Das Problem an der hier kritisierten Sache ist: Der Präsident einer Bezirksregierung erläßt eine Sperrverfügung. Deine (sofern es wirklich _deine_ ist) Regierung sagt dir also, was du sehen darfst und was nicht.
Klar: Solange die Regierung damit die Meinung der meisten Menschen trifft, wird kaum jemand protestieren. So auch du nicht. Solange es gegen Nazis und Kinderschänder, und überhaupt gegen absolut geschmacklose Seiten geht, ist das ja noch alles harmlos.
Das Problem ist: Die Provider müssen, um der Verfügung zu entsprechen, irgendwas installieren, um zu sperren. Dadurch beweisen sie, daß es machbar ist. Und Schlupflöcher werden dann nach und nach geschlossen, so daß irgendwann (sonst wäre die Sache sinnlos) die Sperrung wirklich und dauerhaft funktioniert.
Sofern der ultimative Schutz dann aufgebaut ist (aber natürlich unvollkommen auch schon vorher), kann die Regierung prima bestimmen, was gut ist für die Leute. Dann gibts vielleicht nicht mehr solch einen Aufstand, und es können per simpler Verfügung, ohne große öffentliche Kontrolle (weil es irgendwann niemanden mehr interessieren könnte) weitere mißliebige Seiten gesperrt werden.
Potentielle Kandidaten wären z.B. oppositionelle Parteiwebseiten (links- wie rechtsorientiert), Seiten von kritischen Zeitungen, natürlich weitere Naziseiten und Pornoseiten, etc.
Irgendwann wird dann (nur als Beispiel) die CDU im Wahlkampf mal eben kurz die Seiten der SPD sperren, oder die SPD sperrt der CDU ihren Mailserver.
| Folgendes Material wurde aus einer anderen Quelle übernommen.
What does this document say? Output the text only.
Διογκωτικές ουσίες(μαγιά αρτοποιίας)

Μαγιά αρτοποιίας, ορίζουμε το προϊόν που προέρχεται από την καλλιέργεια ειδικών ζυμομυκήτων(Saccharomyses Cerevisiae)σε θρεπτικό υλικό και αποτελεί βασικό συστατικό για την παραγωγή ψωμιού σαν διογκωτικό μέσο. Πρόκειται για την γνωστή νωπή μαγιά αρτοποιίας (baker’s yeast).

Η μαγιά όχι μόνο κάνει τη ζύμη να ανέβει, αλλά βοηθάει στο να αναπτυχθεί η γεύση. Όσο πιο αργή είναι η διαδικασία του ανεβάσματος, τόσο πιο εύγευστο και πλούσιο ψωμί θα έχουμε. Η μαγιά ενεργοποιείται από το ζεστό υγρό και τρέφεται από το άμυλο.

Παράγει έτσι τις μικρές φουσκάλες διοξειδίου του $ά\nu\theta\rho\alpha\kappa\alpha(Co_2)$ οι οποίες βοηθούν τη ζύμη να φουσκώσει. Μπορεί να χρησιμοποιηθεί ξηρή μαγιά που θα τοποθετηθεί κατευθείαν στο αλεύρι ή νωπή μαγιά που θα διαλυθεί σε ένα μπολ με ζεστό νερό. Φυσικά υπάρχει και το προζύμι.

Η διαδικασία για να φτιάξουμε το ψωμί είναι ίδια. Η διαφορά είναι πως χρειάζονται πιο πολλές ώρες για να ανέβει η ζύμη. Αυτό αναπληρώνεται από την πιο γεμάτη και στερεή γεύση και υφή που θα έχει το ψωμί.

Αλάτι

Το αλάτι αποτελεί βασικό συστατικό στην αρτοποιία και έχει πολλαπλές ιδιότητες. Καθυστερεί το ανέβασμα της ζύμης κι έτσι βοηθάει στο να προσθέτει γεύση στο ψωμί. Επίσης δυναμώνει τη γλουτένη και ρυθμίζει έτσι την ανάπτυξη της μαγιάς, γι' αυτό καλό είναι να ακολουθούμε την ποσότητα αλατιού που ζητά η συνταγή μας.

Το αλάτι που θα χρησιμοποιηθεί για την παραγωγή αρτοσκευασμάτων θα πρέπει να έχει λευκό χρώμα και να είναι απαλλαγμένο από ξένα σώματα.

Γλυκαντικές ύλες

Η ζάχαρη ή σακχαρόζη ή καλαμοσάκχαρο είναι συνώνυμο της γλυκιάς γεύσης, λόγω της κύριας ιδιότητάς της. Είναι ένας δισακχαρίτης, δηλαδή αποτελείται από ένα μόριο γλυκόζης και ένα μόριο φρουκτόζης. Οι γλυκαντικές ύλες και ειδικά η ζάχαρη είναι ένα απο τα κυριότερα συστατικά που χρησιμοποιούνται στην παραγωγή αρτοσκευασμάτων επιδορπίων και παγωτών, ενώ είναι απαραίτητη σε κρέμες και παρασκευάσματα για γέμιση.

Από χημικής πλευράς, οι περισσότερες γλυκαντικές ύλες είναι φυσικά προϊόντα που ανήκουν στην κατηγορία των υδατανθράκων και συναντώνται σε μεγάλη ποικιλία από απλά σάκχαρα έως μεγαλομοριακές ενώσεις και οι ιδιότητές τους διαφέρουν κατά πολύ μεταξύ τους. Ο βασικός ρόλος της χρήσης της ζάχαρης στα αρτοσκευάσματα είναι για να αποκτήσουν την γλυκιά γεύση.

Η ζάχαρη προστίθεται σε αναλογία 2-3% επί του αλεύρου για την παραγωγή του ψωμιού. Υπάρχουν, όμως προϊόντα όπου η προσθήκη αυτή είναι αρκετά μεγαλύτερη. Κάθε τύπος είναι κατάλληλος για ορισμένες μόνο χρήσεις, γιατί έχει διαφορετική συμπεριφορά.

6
Alles natürlich nur "aus Versehen", weil jemand die falsche URL ins Sperrsystem eingegeben hatte.
Oder (durchaus denkbar) eine Hackergruppe sperrt gleich weite Teile des Internets, weil sie Zugang zum Sperrsystem erlangt hat - natürlich auch die Seiten von SPD und CDU. ;)
Die Frage, die dahintersteht:
Was für eine Demokratie sind wir eigentlich, wenn die Meinungsfreiheit als so geringwertig angesehen wird? Wenn man den Leuten auf diese Weise verweigert, eigene Meinungen zu haben. Denn irgendwann wird's Streit geben, ob Seiten wie rotten.com wirklich geschmacklos und jugendgefährdend sind, oder ob nicht das tägliche Fernsehabendprogramm weit schlimmere Bilder zeigt - und durch Nichtzeigen im Kopf erzeugt. Solch ein Streit ist unvermeidbar. Deshalb: Die einzige Instanz dafür, was man sehen will oder nicht, ist der jeweilige Mensch selbst. Jeder einzelne kann entscheiden, was er will. Das soll ihm niemand abnehmen.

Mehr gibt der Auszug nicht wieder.